Luckily, today’s vegan menus aren’t just plates of vegetables or faux-meat dishes masquerading as carnivore cuisine. They’re composed dishes that folks of any food lifestyle can enjoy.
“A lot of dishes try to mask that they’re vegan,” says Alexa Lemley, operations manager and chef at Lemleys’ Catering in Columbus, Indiana. “If you’re vegan, be out and proud.”
Classic Approach, Vegan Twist
In creating a vegan menu, some caterers choose not to make vegan versions of meaty favorites because people can tell the difference. Lemley’s company caters to both meat eaters and non-meat eaters, and works with vegan customers to create an experience for all palates.
One of Lemleys’ most popular vegan options is an heirloom tomato bar and carving station. Chefs carve the tomatoes to order, and guests can add oil and balsamic vinegar to them. Lemley usually offers fresh mozzarella. “It’s good to have a non-vegan option for non-vegans. They can throw it in there and do their own little Caprese.”
Lemley also offers a grilled-vegetable carving station where a chef grills up zucchini, squash and portabella mushrooms, carves them, and guests can choose various sauces and condiments.
“[Vegans are] not second-class food citizens, but we treat them the same way we treat meat people,” says Lemley. “We let the ingredients stand out on their own.”
Creative Comfort Food
At the Green Light Café, a vegan and vegetarian catering company in Asheville, North Carolina, chefs work to create vegan dishes that are at the comfort-food level. Co-owner Shannon Blair says they can make a nut roast that tastes similar to meat loaf, barbecue soy chunks that are like spare ribs, and a cauliflower gratin with cashew alfredo that’s like a cheesy potato casserole.

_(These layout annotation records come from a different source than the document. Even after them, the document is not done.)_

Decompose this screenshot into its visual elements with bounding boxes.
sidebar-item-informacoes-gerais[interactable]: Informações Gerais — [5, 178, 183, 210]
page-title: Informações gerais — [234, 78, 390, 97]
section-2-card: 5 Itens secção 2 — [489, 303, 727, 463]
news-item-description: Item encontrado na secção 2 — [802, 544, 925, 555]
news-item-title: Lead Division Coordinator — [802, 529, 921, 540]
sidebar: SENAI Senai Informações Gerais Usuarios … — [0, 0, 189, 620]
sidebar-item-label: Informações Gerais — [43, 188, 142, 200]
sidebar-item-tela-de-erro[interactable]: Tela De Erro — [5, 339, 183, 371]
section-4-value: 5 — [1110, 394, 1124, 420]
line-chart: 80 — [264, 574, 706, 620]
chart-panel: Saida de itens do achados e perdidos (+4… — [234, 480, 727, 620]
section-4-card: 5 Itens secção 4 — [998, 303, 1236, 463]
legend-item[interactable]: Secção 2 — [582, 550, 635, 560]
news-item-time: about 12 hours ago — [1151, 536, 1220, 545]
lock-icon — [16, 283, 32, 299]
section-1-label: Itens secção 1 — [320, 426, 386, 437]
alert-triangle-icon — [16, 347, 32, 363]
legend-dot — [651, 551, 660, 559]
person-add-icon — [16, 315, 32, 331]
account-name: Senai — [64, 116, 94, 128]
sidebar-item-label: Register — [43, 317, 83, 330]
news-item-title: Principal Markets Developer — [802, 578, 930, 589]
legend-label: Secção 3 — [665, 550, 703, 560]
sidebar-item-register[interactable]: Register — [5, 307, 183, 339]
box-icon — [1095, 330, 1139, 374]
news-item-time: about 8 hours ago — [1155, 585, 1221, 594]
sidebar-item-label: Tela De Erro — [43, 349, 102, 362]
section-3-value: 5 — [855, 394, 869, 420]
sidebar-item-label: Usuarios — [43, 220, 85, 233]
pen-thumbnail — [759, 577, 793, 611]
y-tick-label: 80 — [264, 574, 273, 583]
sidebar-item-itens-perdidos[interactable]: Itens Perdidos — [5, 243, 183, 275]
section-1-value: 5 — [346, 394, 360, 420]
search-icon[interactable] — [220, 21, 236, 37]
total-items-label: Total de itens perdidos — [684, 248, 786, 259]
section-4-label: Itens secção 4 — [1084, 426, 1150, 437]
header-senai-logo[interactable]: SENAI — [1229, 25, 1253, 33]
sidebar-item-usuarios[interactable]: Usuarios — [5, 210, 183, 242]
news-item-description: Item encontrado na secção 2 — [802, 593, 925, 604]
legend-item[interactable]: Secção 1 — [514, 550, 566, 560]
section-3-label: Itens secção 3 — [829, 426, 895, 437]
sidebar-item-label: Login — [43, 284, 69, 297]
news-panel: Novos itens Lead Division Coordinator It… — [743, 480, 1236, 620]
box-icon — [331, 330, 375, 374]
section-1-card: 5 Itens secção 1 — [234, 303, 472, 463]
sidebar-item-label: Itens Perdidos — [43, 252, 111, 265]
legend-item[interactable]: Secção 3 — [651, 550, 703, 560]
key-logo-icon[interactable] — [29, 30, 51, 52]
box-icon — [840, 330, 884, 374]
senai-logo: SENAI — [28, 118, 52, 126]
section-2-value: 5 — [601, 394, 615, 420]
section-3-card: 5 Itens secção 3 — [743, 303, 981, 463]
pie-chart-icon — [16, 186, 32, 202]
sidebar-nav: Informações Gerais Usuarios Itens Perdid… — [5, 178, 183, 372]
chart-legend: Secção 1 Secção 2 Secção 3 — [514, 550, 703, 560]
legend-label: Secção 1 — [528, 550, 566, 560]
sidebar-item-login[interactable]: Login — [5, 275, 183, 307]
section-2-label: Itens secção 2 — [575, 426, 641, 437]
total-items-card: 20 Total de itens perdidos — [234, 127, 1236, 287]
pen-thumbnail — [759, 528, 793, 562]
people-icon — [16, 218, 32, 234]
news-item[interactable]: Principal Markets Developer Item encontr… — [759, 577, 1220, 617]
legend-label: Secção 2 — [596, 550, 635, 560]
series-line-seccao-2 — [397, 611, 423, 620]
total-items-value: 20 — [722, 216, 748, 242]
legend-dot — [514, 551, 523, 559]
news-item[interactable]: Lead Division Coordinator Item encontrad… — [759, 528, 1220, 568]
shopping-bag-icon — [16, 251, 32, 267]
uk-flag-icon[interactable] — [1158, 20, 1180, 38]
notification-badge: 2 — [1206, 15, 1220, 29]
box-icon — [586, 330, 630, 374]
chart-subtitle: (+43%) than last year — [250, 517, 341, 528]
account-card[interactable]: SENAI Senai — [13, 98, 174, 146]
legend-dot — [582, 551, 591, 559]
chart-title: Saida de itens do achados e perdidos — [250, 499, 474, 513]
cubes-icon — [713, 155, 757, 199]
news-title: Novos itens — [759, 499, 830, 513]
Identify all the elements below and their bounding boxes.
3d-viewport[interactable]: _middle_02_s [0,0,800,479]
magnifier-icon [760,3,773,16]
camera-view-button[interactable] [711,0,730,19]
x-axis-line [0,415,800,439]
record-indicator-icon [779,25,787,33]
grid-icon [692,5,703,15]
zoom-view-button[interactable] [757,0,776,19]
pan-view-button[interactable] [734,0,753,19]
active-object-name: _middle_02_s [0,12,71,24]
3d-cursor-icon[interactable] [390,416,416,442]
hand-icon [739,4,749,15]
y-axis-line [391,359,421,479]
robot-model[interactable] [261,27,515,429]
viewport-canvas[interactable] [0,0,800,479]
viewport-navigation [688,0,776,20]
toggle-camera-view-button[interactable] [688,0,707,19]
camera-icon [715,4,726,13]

For those that are comfortable with vegan options, Blair can make dishes like quinoa tabuleh.
“For non-vegans we try to create a menu that’s something they’ve had before and something they can [recognize],” says Blair, mentioning that her walnut crusted eggplant Parmesan resembles a beefy marinara over eggplant.
“We want to create food so that guests have warm, fuzzy thoughts for the bride and groom and are not thinking about how weird the food is,” says Blair.
“You get to do some fun food,” adds Lemley, noting that in creating vegan dishes, she can explore global options such as Indian and Middle Eastern flavors that people aren’t normally willing to do.
“Rock it out animal-free,” she says. “It can be done.”